I was thinking of Jobs, who died seven years after a diagnosis of deadly pancreatic cancer, while watching the public tutorial of Sen. John McCain going through what may be his final days.

McCain is not just plotting the details of his own funeral, but living it. He’s lucky. Most of us don’t get the chance to tell friends and family members how much we love them, to put things in order — and in return, to hear from those people about what a difference a life made to them.

“Then I’d like to go back to our valley and see the creek run after the rain and hear the cottonwoods whisper in the wind,” said McCain in an excerpt he read from his forthcoming book, “The Restless Wave.” You could hear Hemingway, the senator’s favorite author, in those words.

McCain says he may not live long enough to see the book’s release date, May 22. He has glioblastoma, an aggressive brain cancer, though a recent visitor said he was full of fight and vigor.

My mother died of the same thing.

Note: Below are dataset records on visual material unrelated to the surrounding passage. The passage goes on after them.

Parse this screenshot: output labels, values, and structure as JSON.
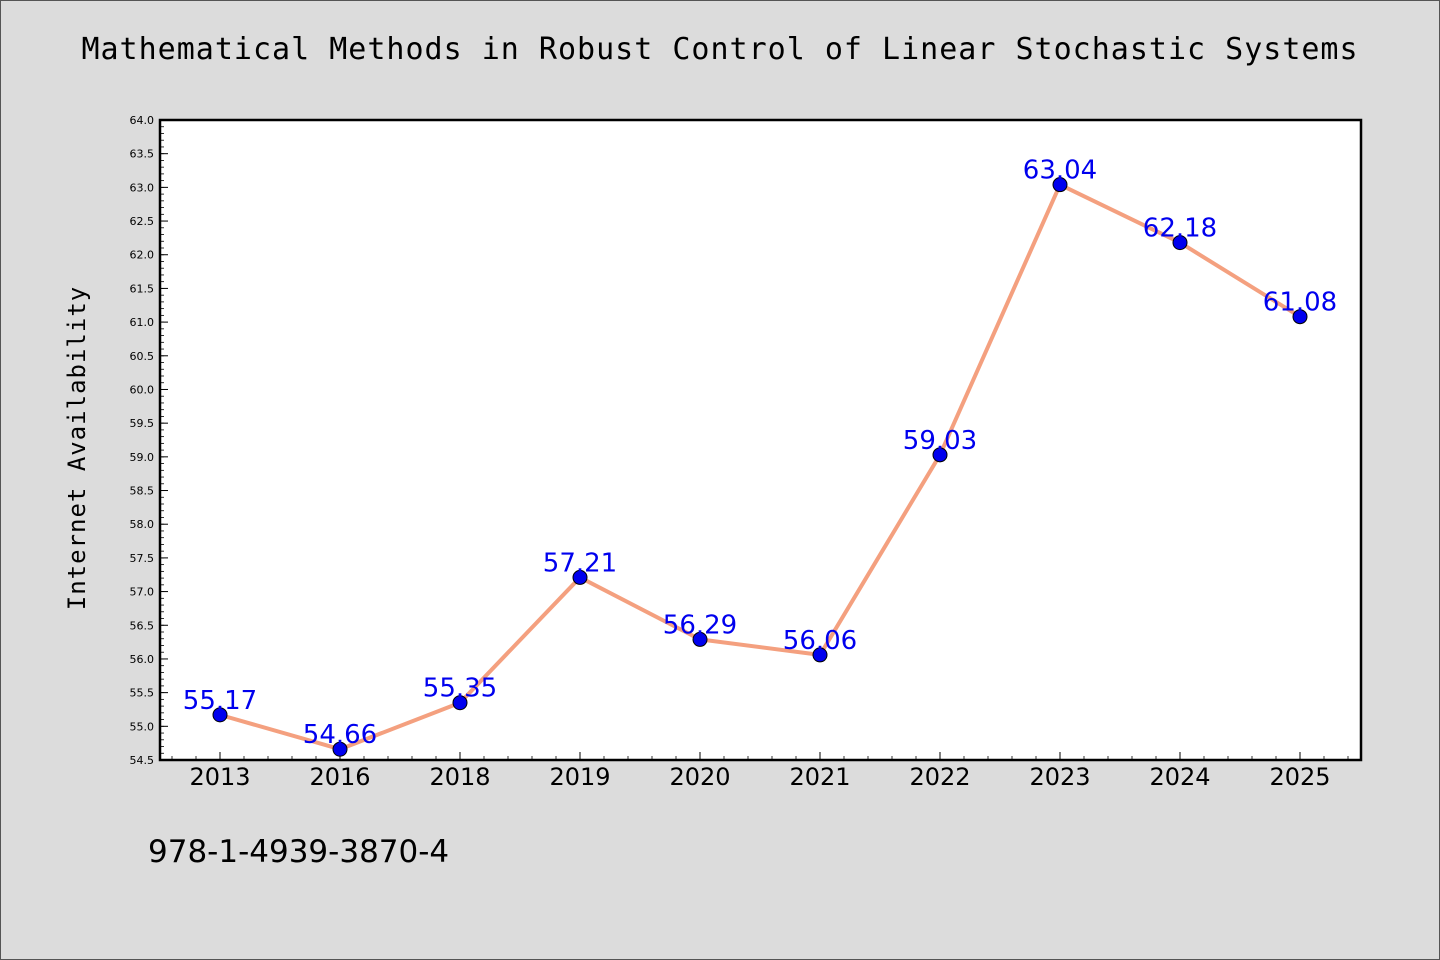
{
  "chart_data": {
    "type": "line",
    "title": "Mathematical Methods in Robust Control of Linear Stochastic Systems",
    "xlabel": "",
    "ylabel": "Internet Availability",
    "categories": [
      "2013",
      "2016",
      "2018",
      "2019",
      "2020",
      "2021",
      "2022",
      "2023",
      "2024",
      "2025"
    ],
    "series": [
      {
        "values": [
          55.17,
          54.66,
          55.35,
          57.21,
          56.29,
          56.06,
          59.03,
          63.04,
          62.18,
          61.08
        ],
        "labels": [
          "55.17",
          "54.66",
          "55.35",
          "57.21",
          "56.29",
          "56.06",
          "59.03",
          "63.04",
          "62.18",
          "61.08"
        ]
      }
    ],
    "ylim": [
      54.5,
      64.0
    ],
    "yticks": [
      "54.5",
      "55.0",
      "55.5",
      "56.0",
      "56.5",
      "57.0",
      "57.5",
      "58.0",
      "58.5",
      "59.0",
      "59.5",
      "60.0",
      "60.5",
      "61.0",
      "61.5",
      "62.0",
      "62.5",
      "63.0",
      "63.5",
      "64.0"
    ],
    "grid": false,
    "legend": "none",
    "colors": {
      "line": "#f4a07f",
      "marker": "#0000ee",
      "marker_edge": "#000000",
      "data_label": "#0000ee",
      "plot_background": "#ffffff",
      "figure_background": "#dcdcdc"
    }
  },
  "footer": {
    "code": "978-1-4939-3870-4"
  }
}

One day, she was planning hikes in national parks in the Southwest and pruning lavender in the garden. Not long after, she was having trouble keeping down a milkshake, or turning over in bed. After we realized that further chemotherapy would just be cosmetic, and add pain to her final days, she chose the McCain route — reflection, planning, settling of personal accounts. She told her life story to my daughter, and wrote each of her seven kids a note, so that her words would outlive her.

For a public person, it’s different. Of course you want your words to be immortal, worthy of being chiseled onto a statue or invoked during heady debate. McCain has a political legacy, much of it good, some of it bad. Among other things, he will be remembered as a rare man of honor at a time when the current president has no honor.

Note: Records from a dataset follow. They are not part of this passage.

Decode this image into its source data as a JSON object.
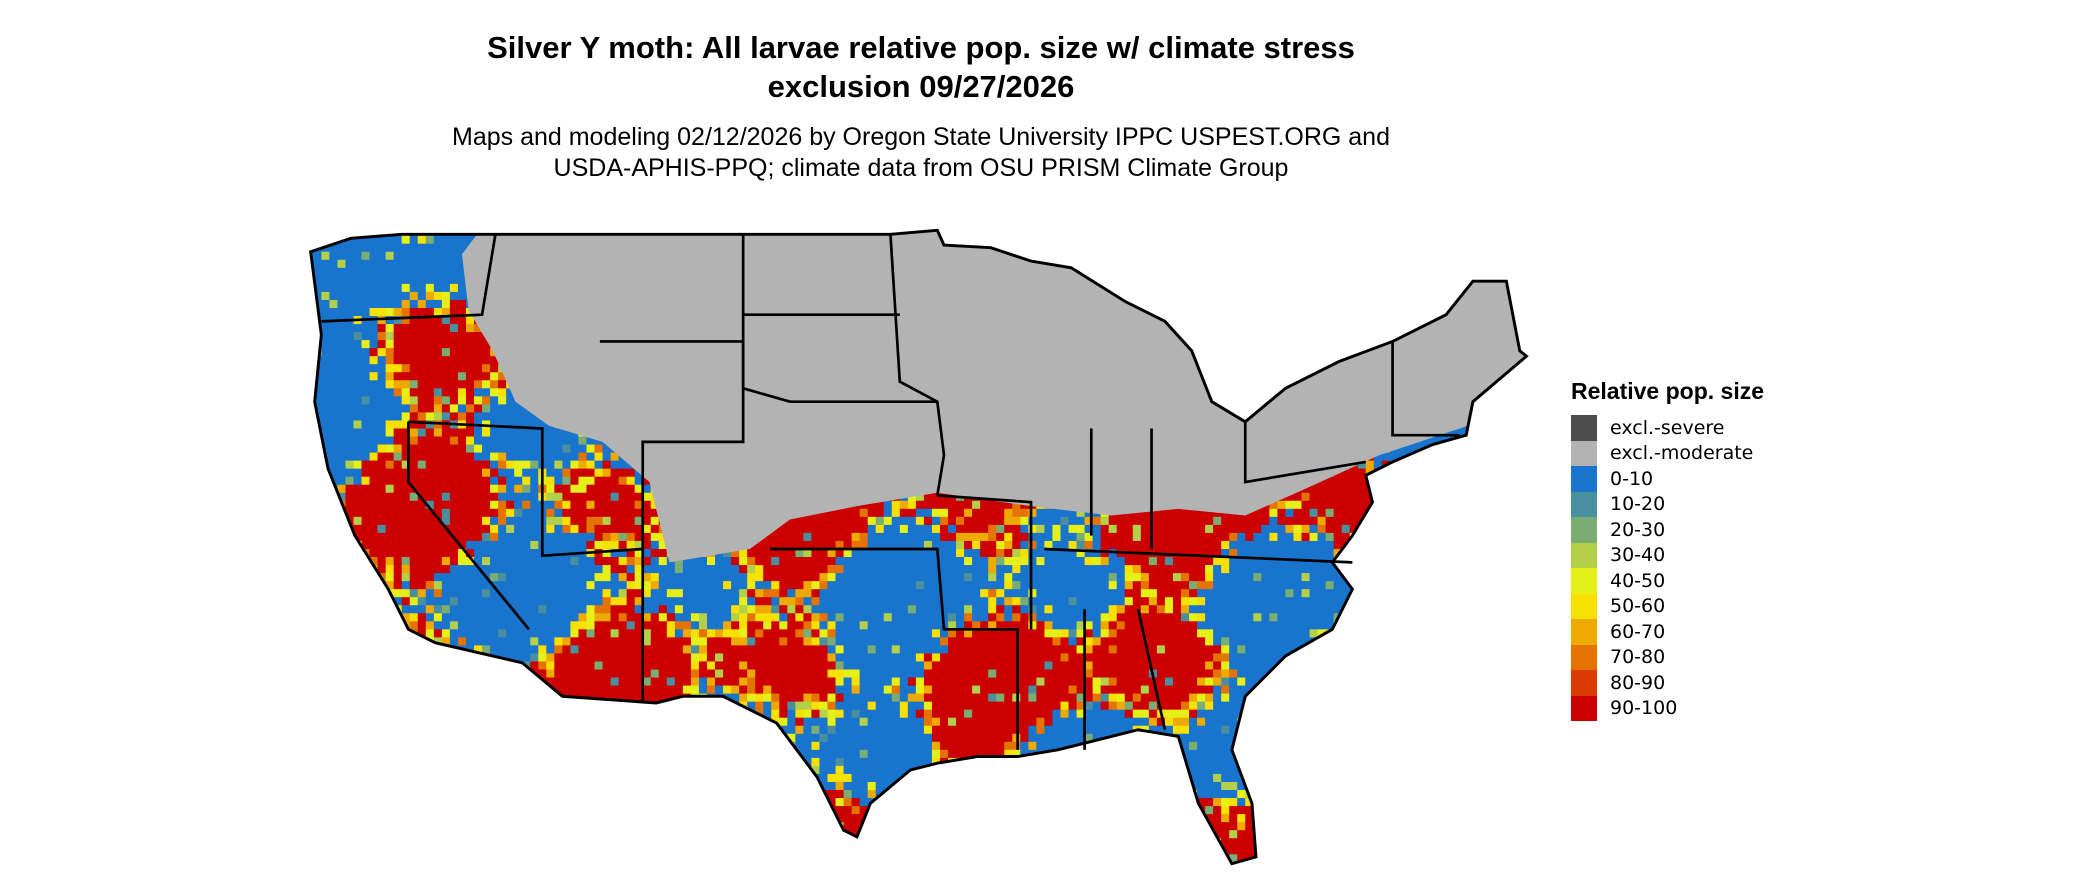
{
  "title": {
    "line1": "Silver Y moth: All larvae relative pop. size w/ climate stress",
    "line2": "exclusion 09/27/2026"
  },
  "subtitle": {
    "line1": "Maps and modeling 02/12/2026 by Oregon State University IPPC USPEST.ORG and",
    "line2": "USDA-APHIS-PPQ; climate data from OSU PRISM Climate Group"
  },
  "legend": {
    "title": "Relative pop. size",
    "items": [
      {
        "label": "excl.-severe",
        "color": "#4d4d4d"
      },
      {
        "label": "excl.-moderate",
        "color": "#b3b3b3"
      },
      {
        "label": "0-10",
        "color": "#1874cd"
      },
      {
        "label": "10-20",
        "color": "#4a8f9e"
      },
      {
        "label": "20-30",
        "color": "#7aad73"
      },
      {
        "label": "30-40",
        "color": "#b2d04a"
      },
      {
        "label": "40-50",
        "color": "#e5ef18"
      },
      {
        "label": "50-60",
        "color": "#f8e000"
      },
      {
        "label": "60-70",
        "color": "#eeaa00"
      },
      {
        "label": "70-80",
        "color": "#e57300"
      },
      {
        "label": "80-90",
        "color": "#db3a00"
      },
      {
        "label": "90-100",
        "color": "#cc0000"
      }
    ]
  }
}
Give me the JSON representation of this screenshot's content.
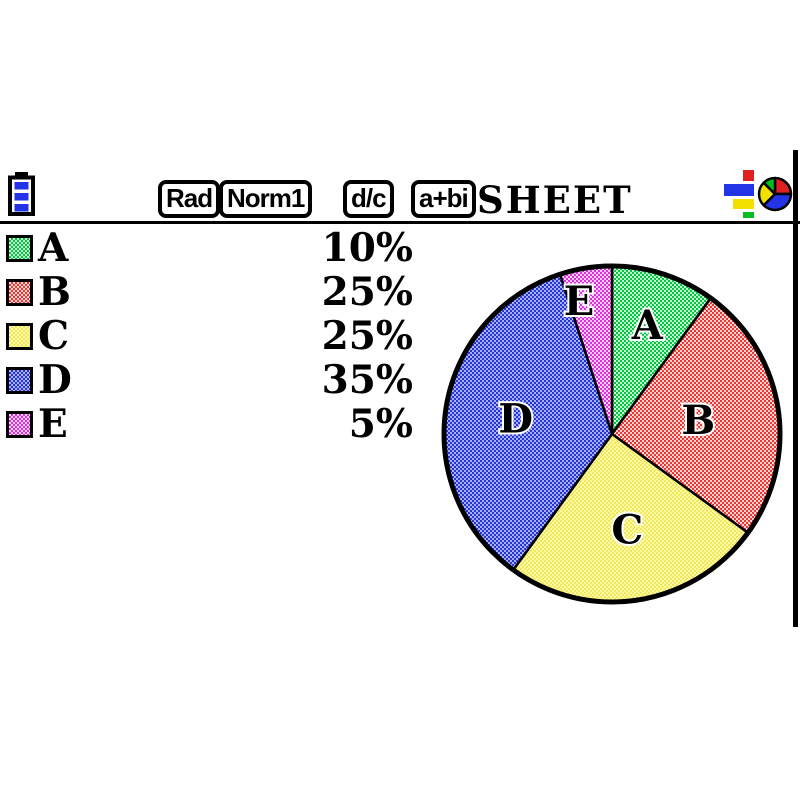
{
  "status_bar": {
    "battery_icon": "battery-icon",
    "badges": [
      "Rad",
      "Norm1",
      "d/c",
      "a+bi"
    ],
    "mode_label": "SHEET",
    "app_icon": "stats-graph-app-icon"
  },
  "chart_data": {
    "type": "pie",
    "title": "",
    "direction": "clockwise",
    "start_angle_deg": 0,
    "unit": "%",
    "categories": [
      "A",
      "B",
      "C",
      "D",
      "E"
    ],
    "values": [
      10,
      25,
      25,
      35,
      5
    ],
    "legend_position": "left",
    "outline_color": "#000000",
    "slices": [
      {
        "label": "A",
        "value": 10,
        "display": "10%",
        "base": "#00c744",
        "light": "#c9f5d0"
      },
      {
        "label": "B",
        "value": 25,
        "display": "25%",
        "base": "#ee3434",
        "light": "#fdd8d2"
      },
      {
        "label": "C",
        "value": 25,
        "display": "25%",
        "base": "#f1e862",
        "light": "#fdf9a2"
      },
      {
        "label": "D",
        "value": 35,
        "display": "35%",
        "base": "#2433da",
        "light": "#a9b1f1"
      },
      {
        "label": "E",
        "value": 5,
        "display": "5%",
        "base": "#e22ce2",
        "light": "#fbd3f8"
      }
    ]
  }
}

But this is not about that legacy. It’s about a way for people to set things right in the closing days of life. “It is nothing to die,” wrote Victor Hugo. “It is frightful not to live.” You can look at it the other way as well.

Teddy Kennedy spoke of wanting “a good ending for myself.” He slipped away 15 months after a brain cancer diagnosis. In between, he finished a memoir of his life and passions, sailed, spent long hours with those who gave meaning to his life. His funeral was extraordinary. He was the only one of the four fabled Kennedy brothers who would die in old age, and he understood what that meant. “Every day is a gift,” he said in the dying light.

His brother John F. Kennedy, like Abraham Lincoln and Martin Luther King Jr., never had that luxury. Thomas Jefferson seemed to plan his death to the day, leaving the planet on the 50th anniversary of the adoption of the Declaration of Independence — the same Fourth of July, in 1826, on which another founder, John Adams, died. “Thomas Jefferson survives,” were Adams’ final words, off by a few hours.

Last words can be overrated. “I should never have switched from Scotch to martinis,” said Humphrey Bogart. Or maybe not. Other accounts have him calling out to his lovely wife, Lauren Bacall: “Goodbye, kid. Hurry back.”

What matters more are last acts. So McCain has already lined up Barack Obama and George W. Bush for eulogies at his memorial, while excluding President Donald Trump. He’s also making one last moral stand against torture and a CIA nominee who refuses to universally condemn it.

And, like others who’ve seen death’s door creaking open, McCain is trying to separate the petty from the profound, the ephemeral from the lasting.

“The most obvious” response, wrote neurosurgeon Paul Kalanithi in “When Breath Becomes Air,” his memoir of a brilliant life cut short, “might be an impulse to frantic activity: to live life to the fullest, to travel, to dine, to achieve a host of neglected ambitions.” But cancer limits the energy for compacted living, and a longer view takes hold. “Money, status, all the vanities the preacher of Ecclesiastes described hold so little interest; a chasing after wind, indeed.”

Kalanithi died at the age of 38. McCain is 81. Two ends of the spectrum. But it is an ageless desire to want — and deserve — what both men got as they closed out their lives. Not politics. Not platitudes. Not score-settling. As Joe Biden explained, after his visit to the sylvan slice of heaven that is McCain’s ranch in Sedona, Arizona: “I wanted to let him know how much I love him.”